I won't go into the gritty clean-up details, but, needless to say, they involved a hose. Fifteen minutes and several hand-washings later we all sat down for lunch together. I called my husband to tell him about our little poop adventure. He laughed as hard as I wanted to.
Deep breath. Post-lunch signaled time for round two of Lily's physical therapy at-home workout. I geared myself up for another melt-down. It's a wonder how things don't always turn out the way you plan, and thank God for that. It was perfect.
I calmly explained to Gunnar how he needed to help Lily, and he happily obliged. I arranged the "workout" in such a way that they were playing together. We even had an object lesson: when either child achieved a goal, however small, I taught them to clap for eachother because, as I explained, "in this family, we celebrate one another's accomplishments." It was beautiful. Truly, I say this without sarcasm. I was having a great time and loved, absolutely loved, being able to be the one who gets to do this with these two precious children.

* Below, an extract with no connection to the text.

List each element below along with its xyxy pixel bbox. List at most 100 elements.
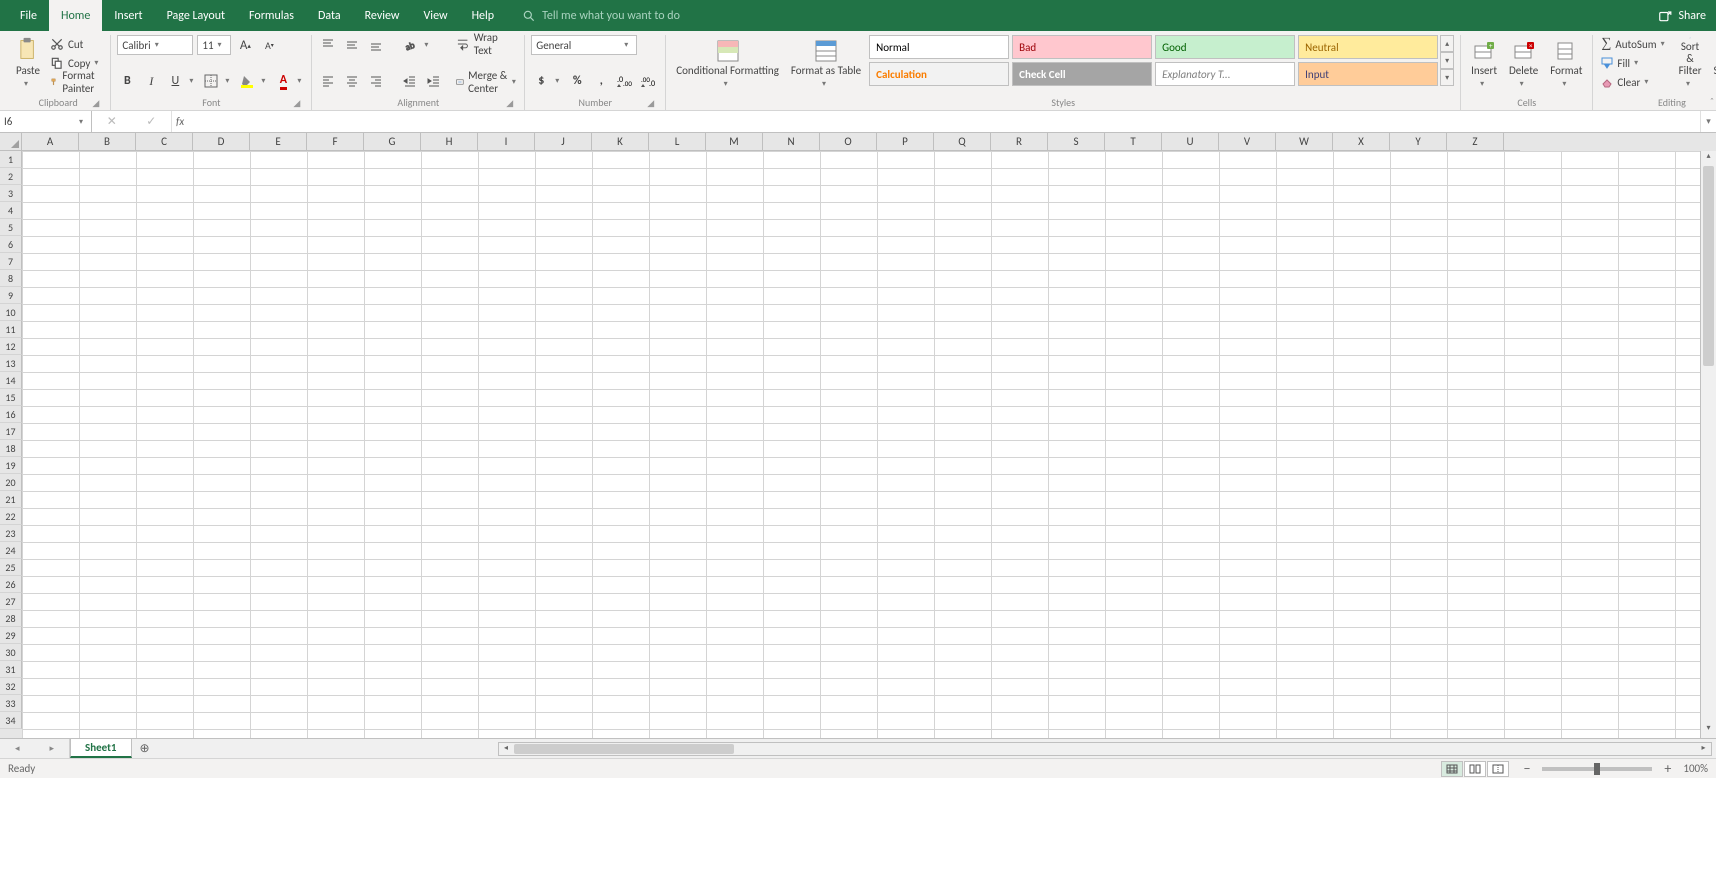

So two poo-poo's, two physical therapy sessions, and one gym trip later, I'm wondering what made the difference between morning and midday? Why did the second session go so much better? I think it's a combination of factors, really.
First, Mommy was calmer. That always helps. Second, both of my children had had their cups filled with concentrated Mommy-attention. Third, and probably most important, I chose myself this morning. Not because I didn't want to be with my children, but rather because I did. I knew that I needed to get a little space to clear my head before I dove into our new routine, so I took it. And that extra twenty minutes clearly has made all the difference.
*Morning Pages are a medicine prescribed by Julia Watts, author of The Artist's Way. I highly recommend her book to everyone, artist or not.